Peu importe nos gorges nouées et nos yeux bouffis. Alors qu’on écrit cet édito au lendemain du désastreux premier tour, et qu’il sera dans les kiosques avant qu’on ne sache si la catastrophe s’est totalement écrasée sur nous, on garde la niaque.

Il faut bien, parce que, quel que soit le résultat, il va y avoir du taf. Avec les fachos au pouvoir, il y aura la colère et la peur. Avec l’imbécile ultralibéral, à peine moins raciste, aussi. Même avec les autres, il y aura l’exaspération (Hollande & Co, ni oubli ni pardon). Et toujours des tonnes de choses à dire, à détruire, à dénoncer, à faire persister et à inventer. Soyons clair·es : on n’aime ni l’État, ni le pouvoir, ni ses cercles délétères. On n’aime pas non plus la charité et ses relents catho. Mais ce à quoi on croit n’a pas changé : faire les choses par en bas et à l’horizontale. C’est en tout cas ce que défendent nos petits mondes d’extrême gauche, des anars aux trotskos. Faire vivre quelque chose qui a un minimum de sens, et transformer nos colères en organisations vénères et solidaires.

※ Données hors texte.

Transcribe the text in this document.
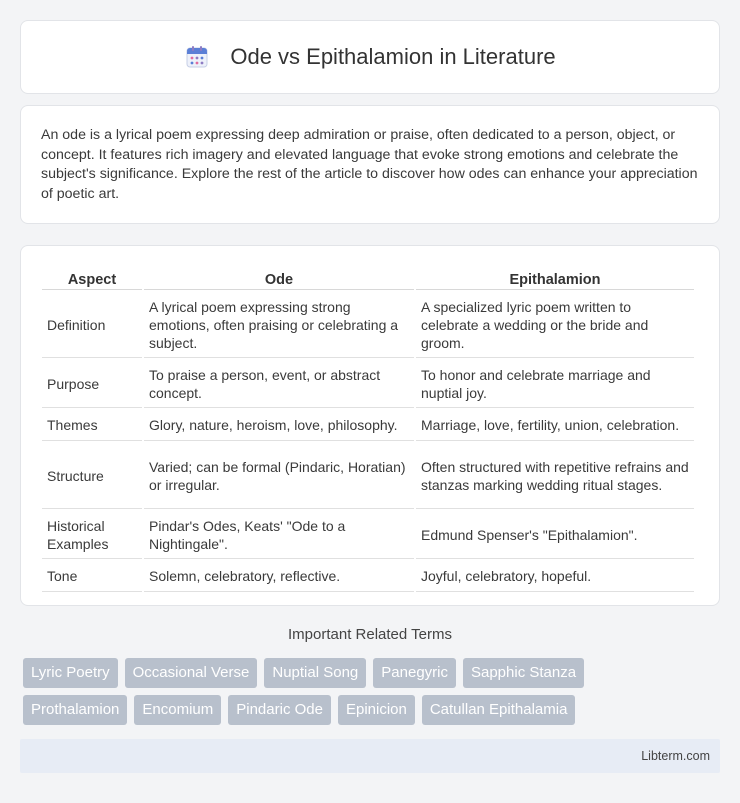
Ode vs Epithalamion in Literature

An ode is a lyrical poem expressing deep admiration or praise, often dedicated to a person, object, or concept. It features rich imagery and elevated language that evoke strong emotions and celebrate the subject's significance. Explore the rest of the article to discover how odes can enhance your appreciation of poetic art.

Aspect	Ode	Epithalamion
Definition	A lyrical poem expressing strong emotions, often praising or celebrating a subject.	A specialized lyric poem written to celebrate a wedding or the bride and groom.
Purpose	To praise a person, event, or abstract concept.	To honor and celebrate marriage and nuptial joy.
Themes	Glory, nature, heroism, love, philosophy.	Marriage, love, fertility, union, celebration.
Structure	Varied; can be formal (Pindaric, Horatian) or irregular.	Often structured with repetitive refrains and stanzas marking wedding ritual stages.
Historical Examples	Pindar's Odes, Keats' "Ode to a Nightingale".	Edmund Spenser's "Epithalamion".
Tone	Solemn, celebratory, reflective.	Joyful, celebratory, hopeful.
Important Related Terms
Lyric Poetry	Occasional Verse	Nuptial Song	Panegyric	Sapphic Stanza
Prothalamion	Encomium	Pindaric Ode	Epinicion	Catullan Epithalamia
Libterm.com
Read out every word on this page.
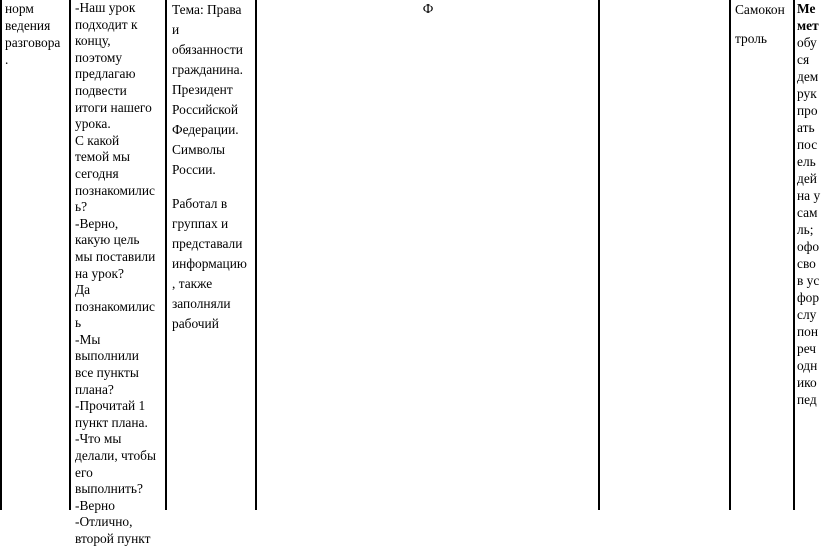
норм

ведения

разговора

.

-Наш урок

подходит к

концу,

поэтому

предлагаю

подвести

итоги нашего

урока.

С какой

темой мы

сегодня

познакомилис

ь?

-Верно,

какую цель

мы поставили

на урок?

Да

познакомилис

ь

-Мы

выполнили

все пункты

плана?

-Прочитай 1

пункт плана.

-Что мы

делали, чтобы

его

выполнить?

-Верно

-Отлично,

второй пункт

Тема: Права

и

обязанности

гражданина.

Президент

Российской

Федерации.

Символы

России.

Работал в

группах и

представали

информацию

, также

заполняли

рабочий

Ф	Самокон

троль

Ме

мет

обу

ся

дем

рук

про

ать

пос

ель

дей

на у

сам

ль;

офо

сво

в ус

фор

слу

пон

реч

одн

ико

пед
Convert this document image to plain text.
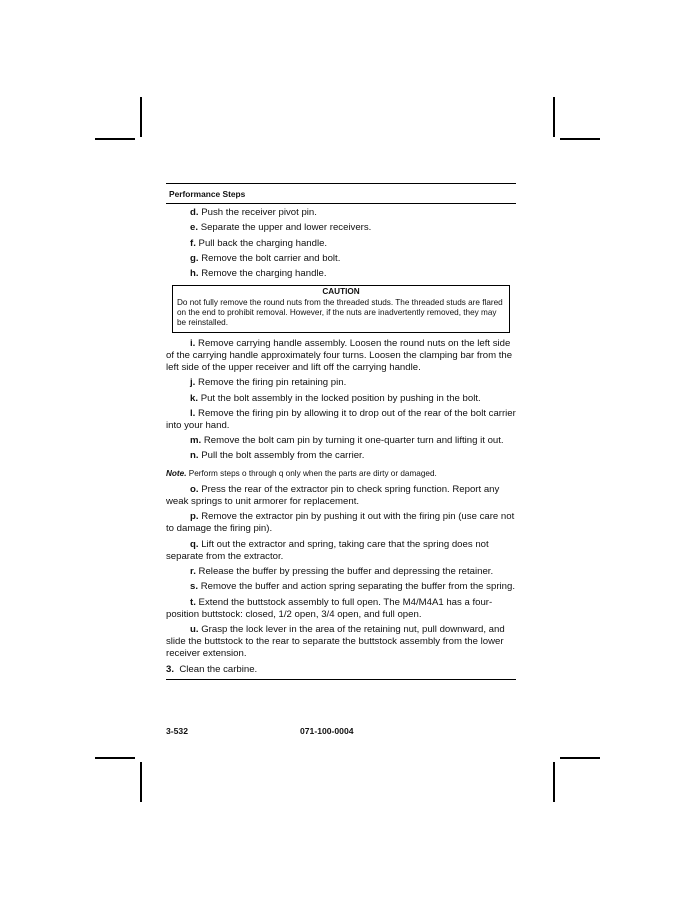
Performance Steps
d. Push the receiver pivot pin.
e. Separate the upper and lower receivers.
f. Pull back the charging handle.
g. Remove the bolt carrier and bolt.
h. Remove the charging handle.
CAUTION
Do not fully remove the round nuts from the threaded studs. The threaded studs are flared on the end to prohibit removal. However, if the nuts are inadvertently removed, they may be reinstalled.
i. Remove carrying handle assembly. Loosen the round nuts on the left side of the carrying handle approximately four turns. Loosen the clamping bar from the left side of the upper receiver and lift off the carrying handle.
j. Remove the firing pin retaining pin.
k. Put the bolt assembly in the locked position by pushing in the bolt.
l. Remove the firing pin by allowing it to drop out of the rear of the bolt carrier into your hand.
m. Remove the bolt cam pin by turning it one-quarter turn and lifting it out.
n. Pull the bolt assembly from the carrier.
Note. Perform steps o through q only when the parts are dirty or damaged.
o. Press the rear of the extractor pin to check spring function. Report any weak springs to unit armorer for replacement.
p. Remove the extractor pin by pushing it out with the firing pin (use care not to damage the firing pin).
q. Lift out the extractor and spring, taking care that the spring does not separate from the extractor.
r. Release the buffer by pressing the buffer and depressing the retainer.
s. Remove the buffer and action spring separating the buffer from the spring.
t. Extend the buttstock assembly to full open. The M4/M4A1 has a four-position buttstock: closed, 1/2 open, 3/4 open, and full open.
u. Grasp the lock lever in the area of the retaining nut, pull downward, and slide the buttstock to the rear to separate the buttstock assembly from the lower receiver extension.
3. Clean the carbine.
3-532	071-100-0004
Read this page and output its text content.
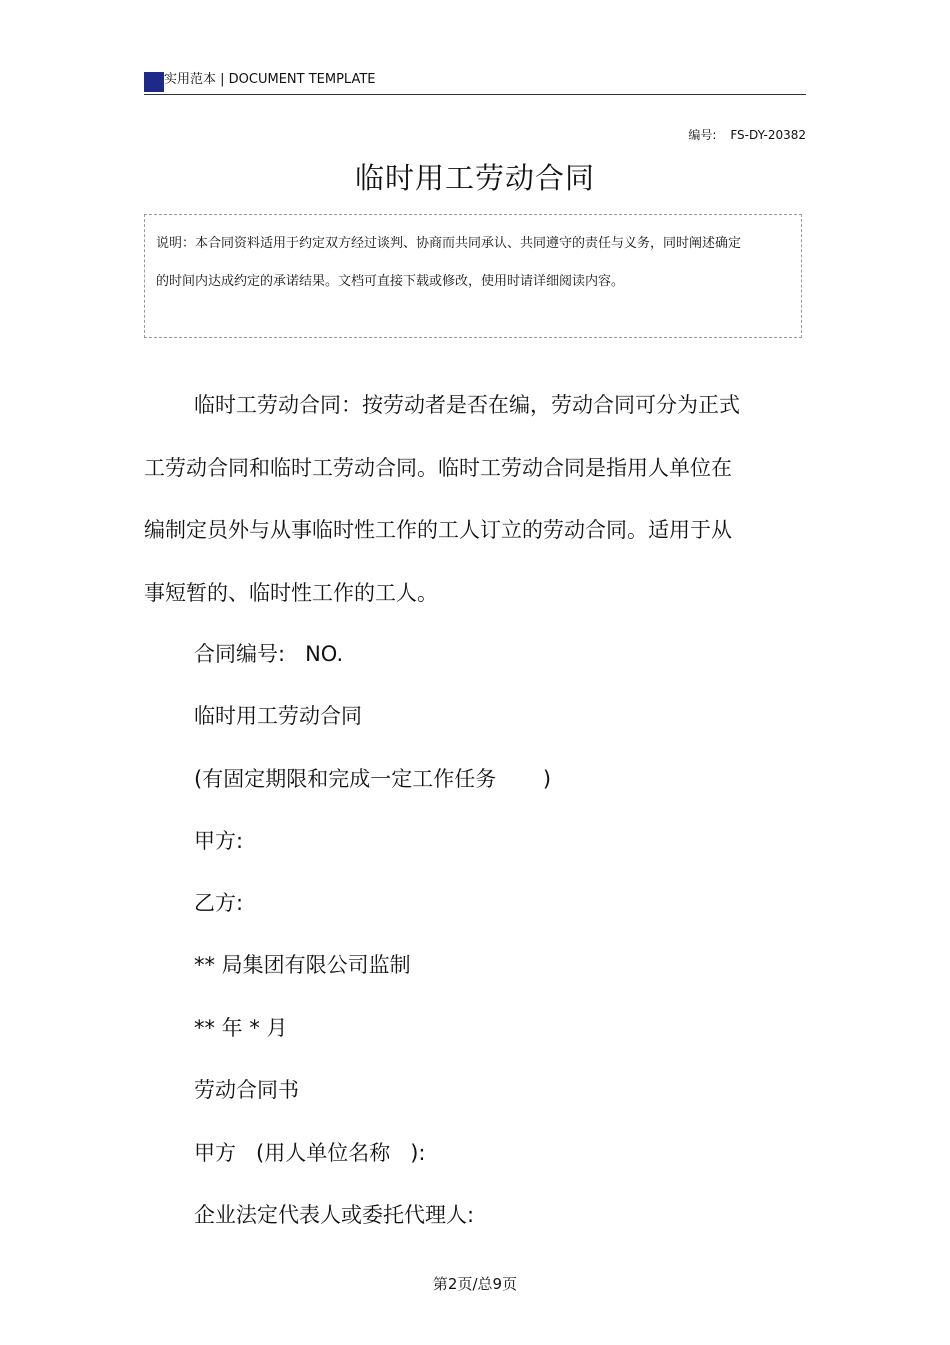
实用范本 | DOCUMENT TEMPLATE
编号: FS-DY-20382
临时用工劳动合同
说明：本合同资料适用于约定双方经过谈判、协商而共同承认、共同遵守的责任与义务，同时阐述确定的时间内达成约定的承诺结果。文档可直接下载或修改，使用时请详细阅读内容。
临时工劳动合同：按劳动者是否在编，劳动合同可分为正式工劳动合同和临时工劳动合同。临时工劳动合同是指用人单位在编制定员外与从事临时性工作的工人订立的劳动合同。适用于从事短暂的、临时性工作的工人。
合同编号:   NO.
临时用工劳动合同
(有固定期限和完成一定工作任务       )
甲方:
乙方:
** 局集团有限公司监制
** 年 * 月
劳动合同书
甲方   (用人单位名称   ):
企业法定代表人或委托代理人:
第2页/总9页
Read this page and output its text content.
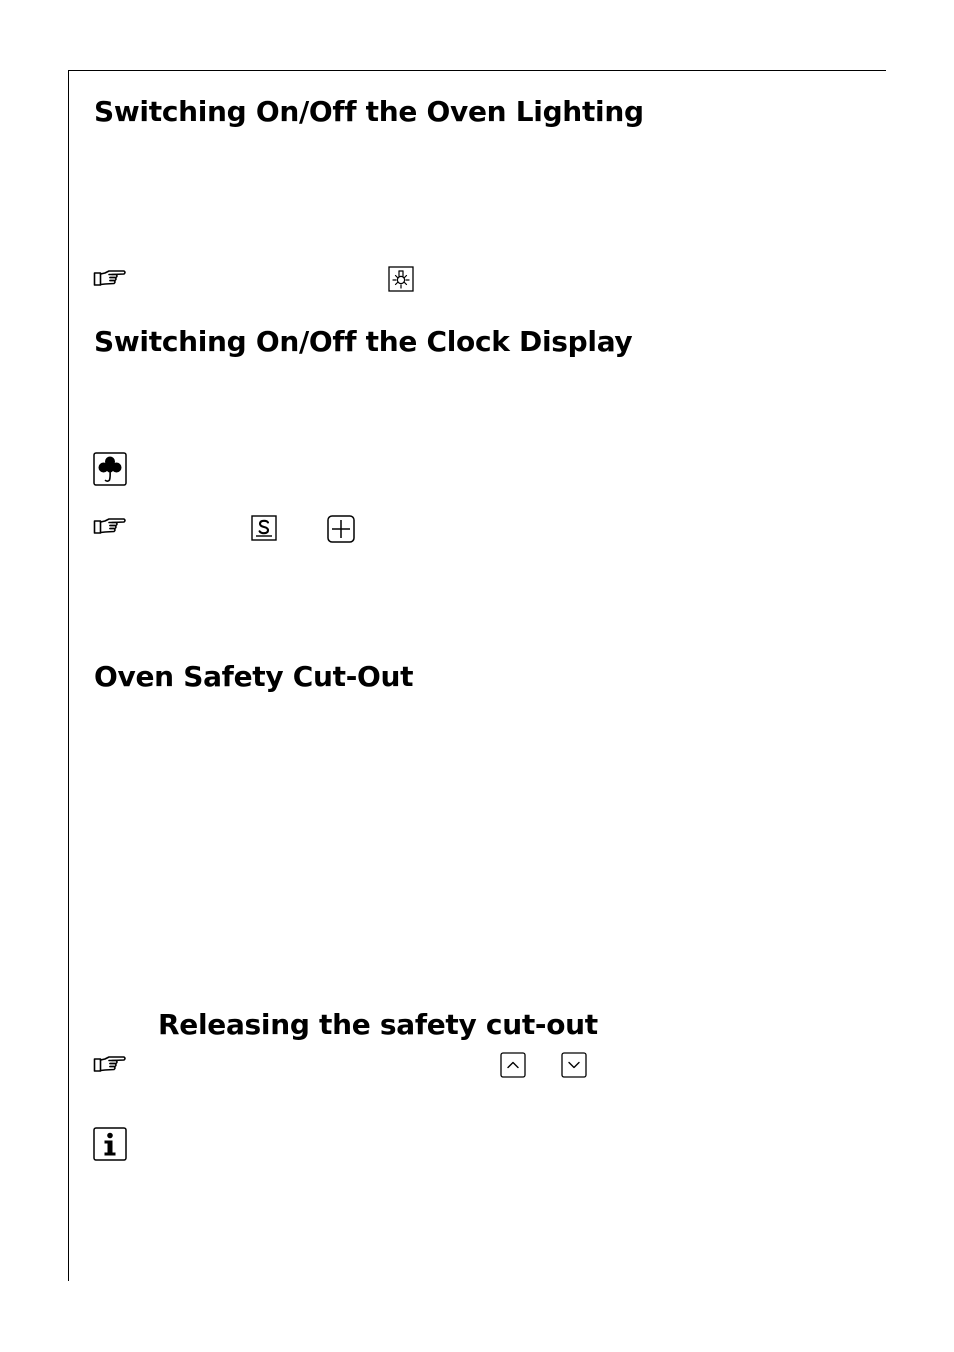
Switching On/Off the Oven Lighting
Switching On/Off the Clock Display
Oven Safety Cut-Out
Releasing the safety cut-out
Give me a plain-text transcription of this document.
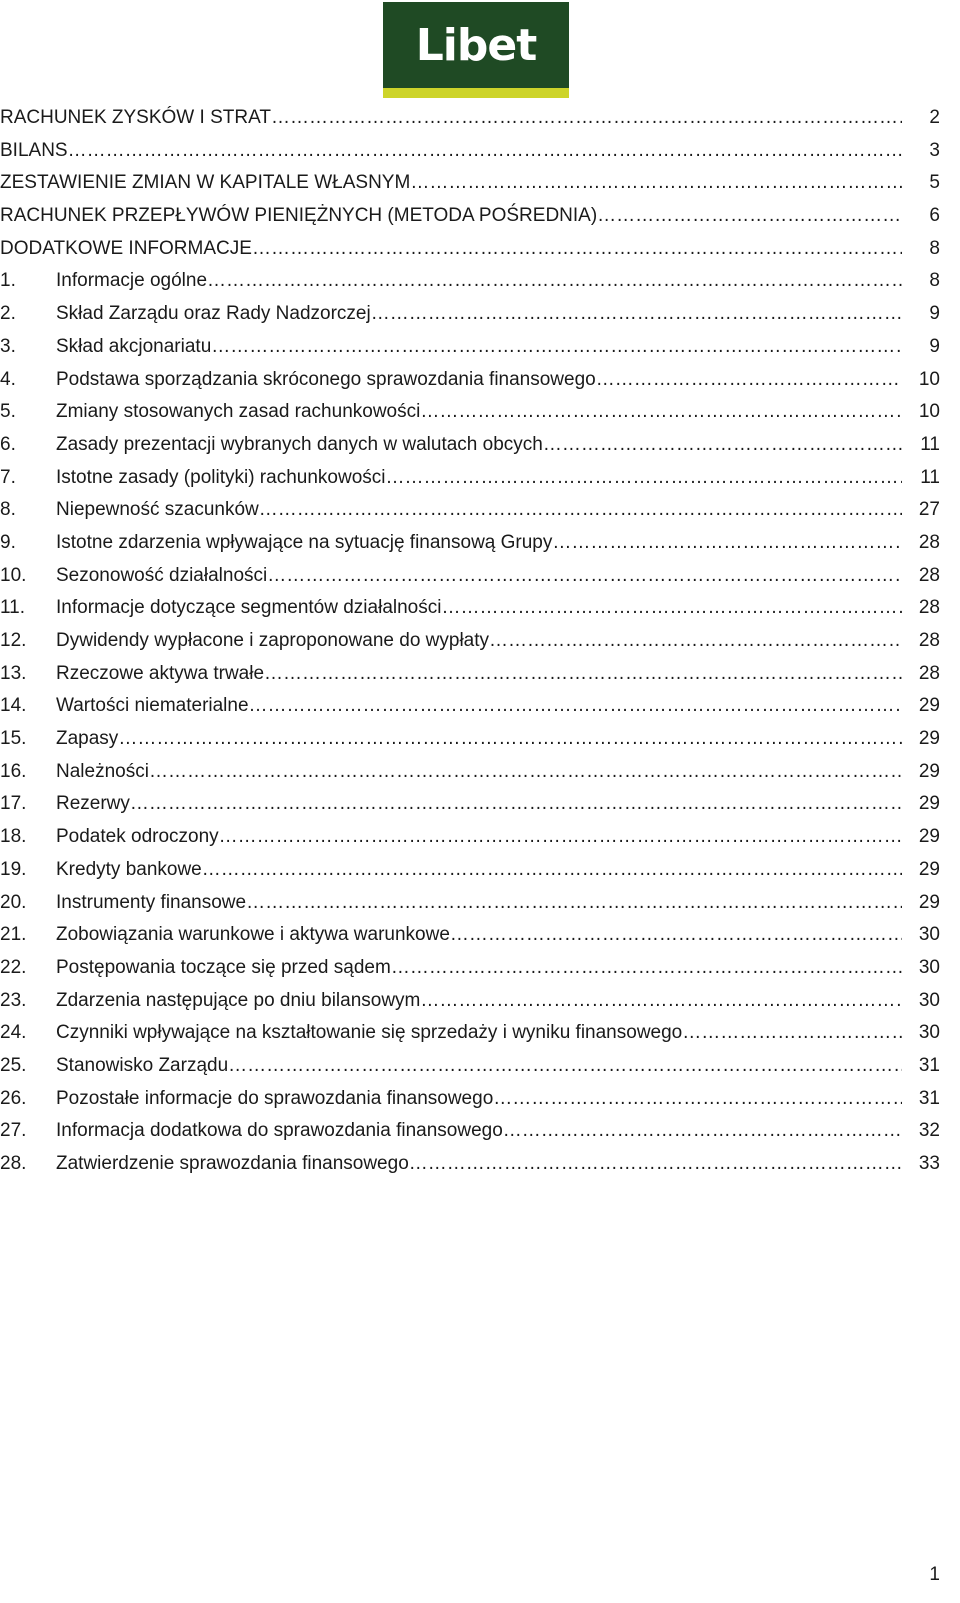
Libet
RACHUNEK ZYSKÓW I STRAT …………………………………………………………………………………………………………………………………………………………………………………………………………………	2
BILANS …………………………………………………………………………………………………………………………………………………………………………………………………………………	3
ZESTAWIENIE ZMIAN W KAPITALE WŁASNYM …………………………………………………………………………………………………………………………………………………………………………………………………………………	5
RACHUNEK PRZEPŁYWÓW PIENIĘŻNYCH (METODA POŚREDNIA) …………………………………………………………………………………………………………………………………………………………………………………………………………………	6
DODATKOWE INFORMACJE …………………………………………………………………………………………………………………………………………………………………………………………………………………	8
1.	Informacje ogólne …………………………………………………………………………………………………………………………………………………………………………………………………………………	8
2.	Skład Zarządu oraz Rady Nadzorczej …………………………………………………………………………………………………………………………………………………………………………………………………………………	9
3.	Skład akcjonariatu …………………………………………………………………………………………………………………………………………………………………………………………………………………	9
4.	Podstawa sporządzania skróconego sprawozdania finansowego …………………………………………………………………………………………………………………………………………………………………………………………………………………	10
5.	Zmiany stosowanych zasad rachunkowości …………………………………………………………………………………………………………………………………………………………………………………………………………………	10
6.	Zasady prezentacji wybranych danych w walutach obcych …………………………………………………………………………………………………………………………………………………………………………………………………………………	11
7.	Istotne zasady (polityki) rachunkowości …………………………………………………………………………………………………………………………………………………………………………………………………………………	11
8.	Niepewność szacunków …………………………………………………………………………………………………………………………………………………………………………………………………………………	27
9.	Istotne zdarzenia wpływające na sytuację finansową Grupy …………………………………………………………………………………………………………………………………………………………………………………………………………………	28
10.	Sezonowość działalności …………………………………………………………………………………………………………………………………………………………………………………………………………………	28
11.	Informacje dotyczące segmentów działalności …………………………………………………………………………………………………………………………………………………………………………………………………………………	28
12.	Dywidendy wypłacone i zaproponowane do wypłaty …………………………………………………………………………………………………………………………………………………………………………………………………………………	28
13.	Rzeczowe aktywa trwałe …………………………………………………………………………………………………………………………………………………………………………………………………………………	28
14.	Wartości niematerialne …………………………………………………………………………………………………………………………………………………………………………………………………………………	29
15.	Zapasy …………………………………………………………………………………………………………………………………………………………………………………………………………………	29
16.	Należności …………………………………………………………………………………………………………………………………………………………………………………………………………………	29
17.	Rezerwy …………………………………………………………………………………………………………………………………………………………………………………………………………………	29
18.	Podatek odroczony …………………………………………………………………………………………………………………………………………………………………………………………………………………	29
19.	Kredyty bankowe …………………………………………………………………………………………………………………………………………………………………………………………………………………	29
20.	Instrumenty finansowe …………………………………………………………………………………………………………………………………………………………………………………………………………………	29
21.	Zobowiązania warunkowe i aktywa warunkowe …………………………………………………………………………………………………………………………………………………………………………………………………………………	30
22.	Postępowania toczące się przed sądem …………………………………………………………………………………………………………………………………………………………………………………………………………………	30
23.	Zdarzenia następujące po dniu bilansowym …………………………………………………………………………………………………………………………………………………………………………………………………………………	30
24.	Czynniki wpływające na kształtowanie się sprzedaży i wyniku finansowego …………………………………………………………………………………………………………………………………………………………………………………………………………………	30
25.	Stanowisko Zarządu …………………………………………………………………………………………………………………………………………………………………………………………………………………	31
26.	Pozostałe informacje do sprawozdania finansowego …………………………………………………………………………………………………………………………………………………………………………………………………………………	31
27.	Informacja dodatkowa do sprawozdania finansowego …………………………………………………………………………………………………………………………………………………………………………………………………………………	32
28.	Zatwierdzenie sprawozdania finansowego …………………………………………………………………………………………………………………………………………………………………………………………………………………	33
1
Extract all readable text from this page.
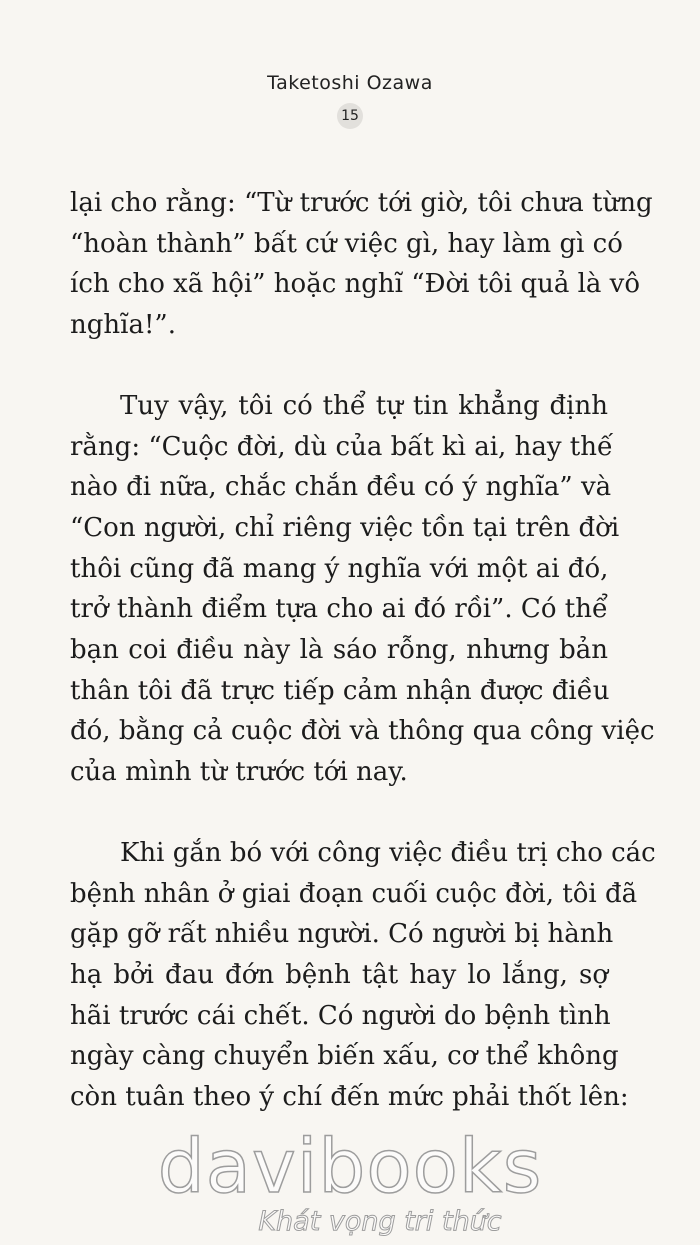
Taketoshi Ozawa
15
lại cho rằng: “Từ trước tới giờ, tôi chưa từng
“hoàn thành” bất cứ việc gì, hay làm gì có
ích cho xã hội” hoặc nghĩ “Đời tôi quả là vô
nghĩa!”.
Tuy vậy, tôi có thể tự tin khẳng định
rằng: “Cuộc đời, dù của bất kì ai, hay thế
nào đi nữa, chắc chắn đều có ý nghĩa” và
“Con người, chỉ riêng việc tồn tại trên đời
thôi cũng đã mang ý nghĩa với một ai đó,
trở thành điểm tựa cho ai đó rồi”. Có thể
bạn coi điều này là sáo rỗng, nhưng bản
thân tôi đã trực tiếp cảm nhận được điều
đó, bằng cả cuộc đời và thông qua công việc
của mình từ trước tới nay.
Khi gắn bó với công việc điều trị cho các
bệnh nhân ở giai đoạn cuối cuộc đời, tôi đã
gặp gỡ rất nhiều người. Có người bị hành
hạ bởi đau đớn bệnh tật hay lo lắng, sợ
hãi trước cái chết. Có người do bệnh tình
ngày càng chuyển biến xấu, cơ thể không
còn tuân theo ý chí đến mức phải thốt lên:
davibooks
Khát vọng tri thức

Alors, oui, la rue. On y compte bien et s’agirait pas de la laisser aux fachos. Mais il y a tellement plus. Il y a les groupes de Legal team, qui accompagnent les victimes de la répression. Il y a celles qui organisent des crèches pour que les parents puissent marcher à nos côtés. Il y a les millennials qui font des stories insta pour toucher ailleurs, pour alerter, pour convaincre. Il y a nos copaines qui n’ont ni le bon nom ni les bons papiers, à côté de qui on essaie, comme on peut, de lutter. Il y a celles et ceux qui sortent la nuit, en espérant qu’un collage ou quelques lettres sur un mur feront un déclic. Qui parcourent les rues avec du matériel de réduction des risques, qui plantent des stands dans les rave parties et les lieux de défonce, pour apaiser nos excès. Celles et ceux qui vont rencontrer les familles et les proches des prisonnier·es devant les taules, en attendant de s’attaquer aux murs et aux pierres. Qui bloquent des facs, des lycées, des écoles, des usines. Qui épluchent des essais pour penser demain. Qui tirent des feux d’artifice. Qui répètent aux minots postés en bas du bloc qu’autre chose existe, loin des tours. Celles et ceux qui se font écrivain·es publiques pour que d’autres puissent réclamer leur caillasse à l’État, qui tiennent les permanences syndicales, qui amènent un thermos sur les piquets de grève, qui chouffent devant nos futurs centres sociaux autogérés, pour que le squat puisse exister.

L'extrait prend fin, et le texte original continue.